A living will is not a legally binding document. It is an expression of intentions relating to end of life health care decisions, that may assist others (a temporary decision maker or representative) in making decisions. It doesn’t stand on it’s own as an advance medical directive is intended. The basic wording is along the lines that when the time comes, and there is no reasonable prospect of recovery and the end is imminent, then administer drugs to alleviate suffering, and basically “pull the plug”. As you can see, the wording is somewhat subjective and open to interpretation. Nevertheless, it provides some guidance. Also, many people believe having a living Will to alleviate the burden on the person left with the responsibility of making the hard decision, and giving them something they can show to other family members to explain their actions.

What is an advance medical directive?
I really thought this was going to be a great tool when I first heard about it. However, doctors don’t talk to lawyers, lawyers don’t talk to doctors, so we are left with a document which is supposed to be a stand-alone, legally binding document instructing doctors what to do, but which no one can come up with clear “directives” to include. The most common precedents include the terms of a Living Will (ie. In a terminal situation, pull the plug). However, it was intended to cover far more than that. I suppose it is possible to include select wording from one of the five levels of intervention (typically provided when you move into a care facility), but the Law Society CLE precedents haven’t endorsed this.
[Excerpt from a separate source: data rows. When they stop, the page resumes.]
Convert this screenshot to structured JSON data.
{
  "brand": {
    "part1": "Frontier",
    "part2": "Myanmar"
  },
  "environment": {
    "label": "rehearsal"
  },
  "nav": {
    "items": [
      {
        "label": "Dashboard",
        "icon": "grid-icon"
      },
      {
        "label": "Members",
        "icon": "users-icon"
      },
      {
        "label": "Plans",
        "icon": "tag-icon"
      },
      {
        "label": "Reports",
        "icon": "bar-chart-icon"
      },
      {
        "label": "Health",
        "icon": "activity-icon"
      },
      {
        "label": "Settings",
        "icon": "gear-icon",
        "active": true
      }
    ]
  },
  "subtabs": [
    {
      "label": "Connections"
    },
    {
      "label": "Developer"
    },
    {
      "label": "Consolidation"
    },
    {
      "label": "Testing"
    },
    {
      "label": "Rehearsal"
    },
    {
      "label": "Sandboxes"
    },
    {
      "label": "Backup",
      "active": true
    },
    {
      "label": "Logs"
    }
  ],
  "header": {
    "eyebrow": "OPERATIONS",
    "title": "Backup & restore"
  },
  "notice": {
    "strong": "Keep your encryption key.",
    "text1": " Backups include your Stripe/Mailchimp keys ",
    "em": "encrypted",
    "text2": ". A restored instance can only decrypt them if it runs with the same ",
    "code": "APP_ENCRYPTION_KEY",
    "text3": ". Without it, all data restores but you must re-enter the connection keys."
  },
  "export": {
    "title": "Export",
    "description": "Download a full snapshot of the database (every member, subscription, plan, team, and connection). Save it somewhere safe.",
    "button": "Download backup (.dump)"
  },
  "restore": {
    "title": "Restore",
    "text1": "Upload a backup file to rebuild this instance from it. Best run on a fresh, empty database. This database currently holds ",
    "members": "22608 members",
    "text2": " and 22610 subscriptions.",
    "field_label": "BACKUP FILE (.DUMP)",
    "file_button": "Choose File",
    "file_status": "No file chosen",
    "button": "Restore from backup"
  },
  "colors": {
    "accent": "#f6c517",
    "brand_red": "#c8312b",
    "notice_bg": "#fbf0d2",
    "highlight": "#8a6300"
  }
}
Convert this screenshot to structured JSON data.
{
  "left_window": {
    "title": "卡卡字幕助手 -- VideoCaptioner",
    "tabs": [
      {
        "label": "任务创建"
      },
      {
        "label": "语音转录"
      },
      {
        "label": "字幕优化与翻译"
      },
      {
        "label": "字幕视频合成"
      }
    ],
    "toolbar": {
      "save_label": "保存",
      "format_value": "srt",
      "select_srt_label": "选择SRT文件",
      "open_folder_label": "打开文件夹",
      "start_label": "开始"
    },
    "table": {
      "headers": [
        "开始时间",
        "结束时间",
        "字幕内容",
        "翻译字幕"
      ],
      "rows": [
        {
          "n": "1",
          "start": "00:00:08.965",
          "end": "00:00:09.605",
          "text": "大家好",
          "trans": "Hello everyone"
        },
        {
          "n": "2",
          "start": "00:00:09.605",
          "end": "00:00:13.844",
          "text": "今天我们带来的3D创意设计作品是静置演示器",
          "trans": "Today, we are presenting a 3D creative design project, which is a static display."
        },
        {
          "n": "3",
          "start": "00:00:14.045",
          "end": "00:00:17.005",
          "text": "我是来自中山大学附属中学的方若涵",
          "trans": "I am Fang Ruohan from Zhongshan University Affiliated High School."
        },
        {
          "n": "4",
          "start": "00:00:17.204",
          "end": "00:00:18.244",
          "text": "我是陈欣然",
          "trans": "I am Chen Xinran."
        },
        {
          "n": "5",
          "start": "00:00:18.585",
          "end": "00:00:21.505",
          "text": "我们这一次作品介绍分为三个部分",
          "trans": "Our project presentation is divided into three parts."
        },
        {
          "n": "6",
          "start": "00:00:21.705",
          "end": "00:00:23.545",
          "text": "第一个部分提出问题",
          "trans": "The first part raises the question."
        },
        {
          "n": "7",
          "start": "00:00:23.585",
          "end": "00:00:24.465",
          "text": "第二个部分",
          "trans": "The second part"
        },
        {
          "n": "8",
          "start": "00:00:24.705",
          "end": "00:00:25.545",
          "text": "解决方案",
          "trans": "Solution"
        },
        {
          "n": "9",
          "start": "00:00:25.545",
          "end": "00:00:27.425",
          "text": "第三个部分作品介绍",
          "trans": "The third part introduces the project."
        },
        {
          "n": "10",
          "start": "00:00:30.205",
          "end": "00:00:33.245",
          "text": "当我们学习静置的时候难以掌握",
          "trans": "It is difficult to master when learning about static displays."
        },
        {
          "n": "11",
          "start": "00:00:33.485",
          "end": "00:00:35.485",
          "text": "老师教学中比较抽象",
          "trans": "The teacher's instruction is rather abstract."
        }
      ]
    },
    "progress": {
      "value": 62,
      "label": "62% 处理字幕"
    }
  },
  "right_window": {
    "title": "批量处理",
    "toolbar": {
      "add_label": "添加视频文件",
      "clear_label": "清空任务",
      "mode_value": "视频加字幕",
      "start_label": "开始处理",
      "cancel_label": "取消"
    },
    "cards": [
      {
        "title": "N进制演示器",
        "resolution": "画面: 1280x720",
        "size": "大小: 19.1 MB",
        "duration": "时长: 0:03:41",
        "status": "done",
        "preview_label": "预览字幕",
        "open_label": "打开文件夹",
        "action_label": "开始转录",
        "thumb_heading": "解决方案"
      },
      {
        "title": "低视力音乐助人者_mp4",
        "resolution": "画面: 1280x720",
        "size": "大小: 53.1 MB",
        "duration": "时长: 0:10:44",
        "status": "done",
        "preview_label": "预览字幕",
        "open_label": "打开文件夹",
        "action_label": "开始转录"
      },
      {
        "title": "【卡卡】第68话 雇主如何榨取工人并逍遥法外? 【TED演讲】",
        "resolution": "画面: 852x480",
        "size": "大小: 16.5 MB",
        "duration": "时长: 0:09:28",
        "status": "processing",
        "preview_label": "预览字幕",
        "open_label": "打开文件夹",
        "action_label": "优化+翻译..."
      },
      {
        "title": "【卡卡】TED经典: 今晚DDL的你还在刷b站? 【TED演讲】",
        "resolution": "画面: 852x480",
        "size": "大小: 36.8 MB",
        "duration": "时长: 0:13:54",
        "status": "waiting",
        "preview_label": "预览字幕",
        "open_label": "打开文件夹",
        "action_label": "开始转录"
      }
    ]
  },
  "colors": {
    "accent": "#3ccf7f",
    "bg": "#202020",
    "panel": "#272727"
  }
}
While a little better than a Living Will, it is more complex and costly to prepare, and because of the ambiguity of wording in a standard living will, if anyone disputes whether there really is no prospect of recovery, the doctor still seem to defer to the representative or temporary decision makers, so it doesn’t provide the protection some people intended. Accordingly, we don’t presently encourage this as a great option.

Do I need a Representation Agreement?
Without a Representation Agreement, your temporary decision maker will make your health care decisions for you, if you are unable to communicate your wishes. Your temporary decision maker will be your spouse, and if they are unable or unavailable, then it will be your children. If you don’t want those people to make the decision, would rather your child than your new spouse, or if you have multiple children and think they may disagree, then a Representation Agreement is advisable. If you believe your spouse and/or children know your wishes and would make the right decision, then many people don’t bother with this. Admittedly, this is additional expense on top of the Will and Power of Attorney. Also, there are some restrictions on what a temporary decision maker can do, which may or may not be relevant to your particular circumstances.